Asayiş

Akıncı Üssü davasının 28. celsesi tamamlandı

Fetullahçı Terör Örgütü'nün (FETÖ) 15 Temmuz 2016'daki darbe girişiminin komuta merkezi olan Akıncı Üssü'ndeki eylemlere ilişkin 486 sanık hakkında açılan davanın 28. celsesi tamamlandı.

Akıncı Üssü davasının 28. celsesi tamamlandı
10-10-2017 00:47

Ankara 4. Ağır Ceza Mahkemesi'nce Sincan Cezaevi Kampüsü'ndeki duruşma salonunda görülen davanın öğleden sonraki kısmında sanık eski Yüzbaşı Orhan Kahraman savunma yaptı. Uçak bakım subaylığı yaptığını anlatan Kahraman, ne FETÖ ile ne de darbe girişimi ile alakasının olmadığını, aksine darbe girişiminden haberdar olmasının ardından bu girişimin karşısında durduğunu ve bu yönde faaliyetlerde bulunduğunu öne sürdü. 15 Temmuz 2016 sabahı mesaiye başladığını aktaran Kahraman, cephanelik bölgesinde uçaklara mühimmat monteleme hazırlığı olduğunu gördüğünü, neden mühimmat hazırlığının yapıldığını sorduğunda ise davanın sanıklarından eski Binbaşı Ersin Eryiğit'in 14 Temmuz 2016 günü gece saatlerinde mühimmat doldurma emri verdiğini öğrendiğini kaydetti.
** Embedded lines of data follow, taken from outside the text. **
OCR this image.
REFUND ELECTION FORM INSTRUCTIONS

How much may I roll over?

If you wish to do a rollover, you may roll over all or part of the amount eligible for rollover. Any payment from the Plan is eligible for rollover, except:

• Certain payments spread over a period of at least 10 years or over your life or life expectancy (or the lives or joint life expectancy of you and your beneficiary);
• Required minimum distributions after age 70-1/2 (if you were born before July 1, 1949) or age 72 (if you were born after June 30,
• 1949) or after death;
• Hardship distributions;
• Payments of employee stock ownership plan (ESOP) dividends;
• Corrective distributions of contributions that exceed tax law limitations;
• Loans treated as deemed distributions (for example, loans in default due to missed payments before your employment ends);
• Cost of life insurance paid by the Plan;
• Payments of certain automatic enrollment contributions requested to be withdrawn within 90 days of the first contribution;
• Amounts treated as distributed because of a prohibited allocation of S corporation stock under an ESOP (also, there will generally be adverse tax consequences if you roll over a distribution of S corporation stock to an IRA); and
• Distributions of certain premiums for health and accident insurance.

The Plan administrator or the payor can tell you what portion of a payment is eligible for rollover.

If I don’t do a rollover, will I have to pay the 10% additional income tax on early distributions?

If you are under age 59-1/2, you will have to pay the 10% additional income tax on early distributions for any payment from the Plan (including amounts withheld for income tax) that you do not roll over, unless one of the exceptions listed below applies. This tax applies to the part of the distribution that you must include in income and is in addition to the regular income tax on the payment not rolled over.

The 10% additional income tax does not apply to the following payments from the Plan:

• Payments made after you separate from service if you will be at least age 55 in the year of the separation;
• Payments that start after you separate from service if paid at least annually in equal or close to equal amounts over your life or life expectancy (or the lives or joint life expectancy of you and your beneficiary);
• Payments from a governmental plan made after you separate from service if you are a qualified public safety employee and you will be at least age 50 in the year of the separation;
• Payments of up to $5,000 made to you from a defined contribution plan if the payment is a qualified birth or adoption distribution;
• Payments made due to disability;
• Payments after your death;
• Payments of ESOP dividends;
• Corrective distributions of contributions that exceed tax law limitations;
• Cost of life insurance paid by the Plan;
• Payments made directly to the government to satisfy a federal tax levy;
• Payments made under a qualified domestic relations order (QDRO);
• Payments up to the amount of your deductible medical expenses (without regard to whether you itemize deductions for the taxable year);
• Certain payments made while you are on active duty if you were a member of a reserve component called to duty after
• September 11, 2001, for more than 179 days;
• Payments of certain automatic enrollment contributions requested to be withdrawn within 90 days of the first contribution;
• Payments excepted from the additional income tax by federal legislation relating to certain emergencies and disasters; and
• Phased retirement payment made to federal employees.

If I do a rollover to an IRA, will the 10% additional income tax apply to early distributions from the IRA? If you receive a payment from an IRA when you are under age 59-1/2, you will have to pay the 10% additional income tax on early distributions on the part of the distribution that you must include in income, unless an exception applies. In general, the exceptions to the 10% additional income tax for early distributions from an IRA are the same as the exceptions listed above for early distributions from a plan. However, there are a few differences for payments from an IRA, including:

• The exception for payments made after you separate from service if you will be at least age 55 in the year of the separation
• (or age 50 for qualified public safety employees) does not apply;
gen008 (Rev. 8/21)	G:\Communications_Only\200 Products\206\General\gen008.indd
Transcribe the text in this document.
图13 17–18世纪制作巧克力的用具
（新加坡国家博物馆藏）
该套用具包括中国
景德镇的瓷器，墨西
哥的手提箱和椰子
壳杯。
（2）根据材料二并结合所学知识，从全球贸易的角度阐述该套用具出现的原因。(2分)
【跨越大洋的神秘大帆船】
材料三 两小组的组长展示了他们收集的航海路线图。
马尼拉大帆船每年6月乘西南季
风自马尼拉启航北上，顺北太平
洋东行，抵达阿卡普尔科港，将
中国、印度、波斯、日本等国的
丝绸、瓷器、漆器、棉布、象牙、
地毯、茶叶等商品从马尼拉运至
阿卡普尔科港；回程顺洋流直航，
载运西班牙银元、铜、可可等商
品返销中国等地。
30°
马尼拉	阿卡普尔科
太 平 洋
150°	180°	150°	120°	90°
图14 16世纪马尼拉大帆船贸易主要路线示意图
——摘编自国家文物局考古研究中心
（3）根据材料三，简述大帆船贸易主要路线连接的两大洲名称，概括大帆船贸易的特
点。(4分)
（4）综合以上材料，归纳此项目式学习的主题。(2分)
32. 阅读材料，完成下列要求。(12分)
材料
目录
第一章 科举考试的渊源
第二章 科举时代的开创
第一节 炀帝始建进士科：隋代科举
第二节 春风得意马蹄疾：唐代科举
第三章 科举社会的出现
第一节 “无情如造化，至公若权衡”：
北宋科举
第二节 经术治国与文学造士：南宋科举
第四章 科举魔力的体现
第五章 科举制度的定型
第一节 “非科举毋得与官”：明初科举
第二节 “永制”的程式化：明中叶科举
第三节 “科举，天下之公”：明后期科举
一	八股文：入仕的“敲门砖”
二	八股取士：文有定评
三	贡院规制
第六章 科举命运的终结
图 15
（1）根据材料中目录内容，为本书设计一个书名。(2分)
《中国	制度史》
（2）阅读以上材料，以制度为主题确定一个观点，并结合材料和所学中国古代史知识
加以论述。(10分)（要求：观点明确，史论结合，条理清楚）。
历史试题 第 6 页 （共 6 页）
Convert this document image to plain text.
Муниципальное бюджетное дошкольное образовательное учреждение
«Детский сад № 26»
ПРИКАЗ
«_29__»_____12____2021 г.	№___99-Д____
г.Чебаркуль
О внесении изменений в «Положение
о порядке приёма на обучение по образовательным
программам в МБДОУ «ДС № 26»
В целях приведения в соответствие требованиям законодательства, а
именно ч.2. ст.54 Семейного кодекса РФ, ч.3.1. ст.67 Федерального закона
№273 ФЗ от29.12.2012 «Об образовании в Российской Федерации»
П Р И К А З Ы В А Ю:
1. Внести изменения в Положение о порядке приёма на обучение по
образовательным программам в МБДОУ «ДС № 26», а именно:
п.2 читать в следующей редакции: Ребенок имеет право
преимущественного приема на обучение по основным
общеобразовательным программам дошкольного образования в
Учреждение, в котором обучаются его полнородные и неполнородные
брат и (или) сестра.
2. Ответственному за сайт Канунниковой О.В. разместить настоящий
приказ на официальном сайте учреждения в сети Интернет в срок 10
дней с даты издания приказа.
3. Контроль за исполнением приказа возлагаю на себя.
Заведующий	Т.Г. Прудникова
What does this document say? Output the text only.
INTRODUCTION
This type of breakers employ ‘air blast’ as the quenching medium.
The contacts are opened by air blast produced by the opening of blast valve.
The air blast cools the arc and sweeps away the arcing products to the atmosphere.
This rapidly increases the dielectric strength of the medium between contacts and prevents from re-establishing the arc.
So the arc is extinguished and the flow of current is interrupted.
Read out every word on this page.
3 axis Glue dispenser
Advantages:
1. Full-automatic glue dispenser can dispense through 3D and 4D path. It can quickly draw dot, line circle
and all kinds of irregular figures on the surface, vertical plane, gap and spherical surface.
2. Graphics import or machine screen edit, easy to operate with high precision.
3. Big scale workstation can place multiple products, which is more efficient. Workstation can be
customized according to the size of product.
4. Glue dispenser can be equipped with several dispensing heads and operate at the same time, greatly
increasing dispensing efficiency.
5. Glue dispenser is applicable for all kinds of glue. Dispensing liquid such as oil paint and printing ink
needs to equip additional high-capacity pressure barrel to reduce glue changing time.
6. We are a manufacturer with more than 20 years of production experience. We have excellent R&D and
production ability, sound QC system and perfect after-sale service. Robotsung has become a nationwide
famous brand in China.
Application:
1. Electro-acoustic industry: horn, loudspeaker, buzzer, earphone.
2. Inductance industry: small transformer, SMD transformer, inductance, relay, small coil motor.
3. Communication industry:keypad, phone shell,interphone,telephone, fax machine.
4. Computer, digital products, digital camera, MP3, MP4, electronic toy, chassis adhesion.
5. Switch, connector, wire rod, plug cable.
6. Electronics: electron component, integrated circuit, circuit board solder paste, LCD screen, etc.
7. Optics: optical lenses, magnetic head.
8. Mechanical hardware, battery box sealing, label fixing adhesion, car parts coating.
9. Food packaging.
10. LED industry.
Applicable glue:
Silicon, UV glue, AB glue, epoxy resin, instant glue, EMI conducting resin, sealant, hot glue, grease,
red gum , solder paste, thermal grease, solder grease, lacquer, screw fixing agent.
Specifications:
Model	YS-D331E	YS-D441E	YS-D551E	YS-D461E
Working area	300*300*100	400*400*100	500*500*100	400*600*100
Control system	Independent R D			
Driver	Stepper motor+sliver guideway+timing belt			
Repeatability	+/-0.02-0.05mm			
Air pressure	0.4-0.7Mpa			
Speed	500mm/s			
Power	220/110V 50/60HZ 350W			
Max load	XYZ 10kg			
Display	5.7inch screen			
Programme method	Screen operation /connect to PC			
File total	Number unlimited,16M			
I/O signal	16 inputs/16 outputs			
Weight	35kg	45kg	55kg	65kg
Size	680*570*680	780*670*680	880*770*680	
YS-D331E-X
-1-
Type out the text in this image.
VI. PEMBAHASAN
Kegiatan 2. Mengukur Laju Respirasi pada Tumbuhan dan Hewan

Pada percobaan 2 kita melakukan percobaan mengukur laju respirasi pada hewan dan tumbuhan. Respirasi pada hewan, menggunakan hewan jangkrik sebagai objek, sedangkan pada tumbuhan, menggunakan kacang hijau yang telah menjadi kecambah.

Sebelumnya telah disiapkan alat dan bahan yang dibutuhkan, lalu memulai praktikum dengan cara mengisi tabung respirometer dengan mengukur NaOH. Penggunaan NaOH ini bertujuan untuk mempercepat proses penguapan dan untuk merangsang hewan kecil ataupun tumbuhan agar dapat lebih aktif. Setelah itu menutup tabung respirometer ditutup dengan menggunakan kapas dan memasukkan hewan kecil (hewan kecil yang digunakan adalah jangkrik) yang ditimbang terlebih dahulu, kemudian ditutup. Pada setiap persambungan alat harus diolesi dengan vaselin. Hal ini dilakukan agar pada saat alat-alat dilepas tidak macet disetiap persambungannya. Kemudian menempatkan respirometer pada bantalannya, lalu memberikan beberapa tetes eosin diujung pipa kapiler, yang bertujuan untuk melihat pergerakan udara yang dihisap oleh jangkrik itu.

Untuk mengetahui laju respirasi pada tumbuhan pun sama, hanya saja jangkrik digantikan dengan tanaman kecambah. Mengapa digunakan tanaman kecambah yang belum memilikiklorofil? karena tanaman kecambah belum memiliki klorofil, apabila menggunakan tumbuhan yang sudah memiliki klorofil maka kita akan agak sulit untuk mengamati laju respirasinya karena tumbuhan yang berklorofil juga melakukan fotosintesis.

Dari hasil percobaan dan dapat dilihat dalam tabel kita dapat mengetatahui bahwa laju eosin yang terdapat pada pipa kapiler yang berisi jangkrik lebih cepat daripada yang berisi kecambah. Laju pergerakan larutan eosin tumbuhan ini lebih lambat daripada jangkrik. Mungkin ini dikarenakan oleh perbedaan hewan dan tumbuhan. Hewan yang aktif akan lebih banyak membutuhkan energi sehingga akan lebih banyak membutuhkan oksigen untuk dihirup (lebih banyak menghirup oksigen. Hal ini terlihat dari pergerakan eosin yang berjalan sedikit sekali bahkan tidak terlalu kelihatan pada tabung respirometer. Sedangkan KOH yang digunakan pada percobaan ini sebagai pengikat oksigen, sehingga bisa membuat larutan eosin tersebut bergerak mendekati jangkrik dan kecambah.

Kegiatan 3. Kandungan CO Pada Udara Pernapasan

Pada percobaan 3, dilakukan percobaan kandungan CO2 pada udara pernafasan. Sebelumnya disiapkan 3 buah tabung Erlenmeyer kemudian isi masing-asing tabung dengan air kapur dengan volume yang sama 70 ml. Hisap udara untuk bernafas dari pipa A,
Kahraman, mühimmat doldurma emrinin "terörle mücadele harekatı yapılacağı" gerekçesiyle verildiğini, Eryiğit'in de emri davanın sanıklarından eski Akıncı Üs Komutanı Tuğgeneral Hakan Evrim'den aldığını öğrendiğini belirtti. Emir doğrultusunda uçaklara mühimmat yüklenme işlemlerini takip ettiğini ifade eden Kahraman, darbe girişimini öğrenmesinin ardından uçaklara cephane verilmemesi kararı aldıklarını öne sürdü. Kahraman, emrindeki askerleri aradığını, mühimmat verilmemesi doğrultusunda uyarılarda bulunduğunu savunarak, "Mühimmat verilmesi için zorlarlarsa yazılı emir istemelerini söyledim. Silahla tehdit edilmeleri halinde ise canlarını korumalarını, hiç olmazsa işi yavaşlatmaları talimatını verdim" dedi.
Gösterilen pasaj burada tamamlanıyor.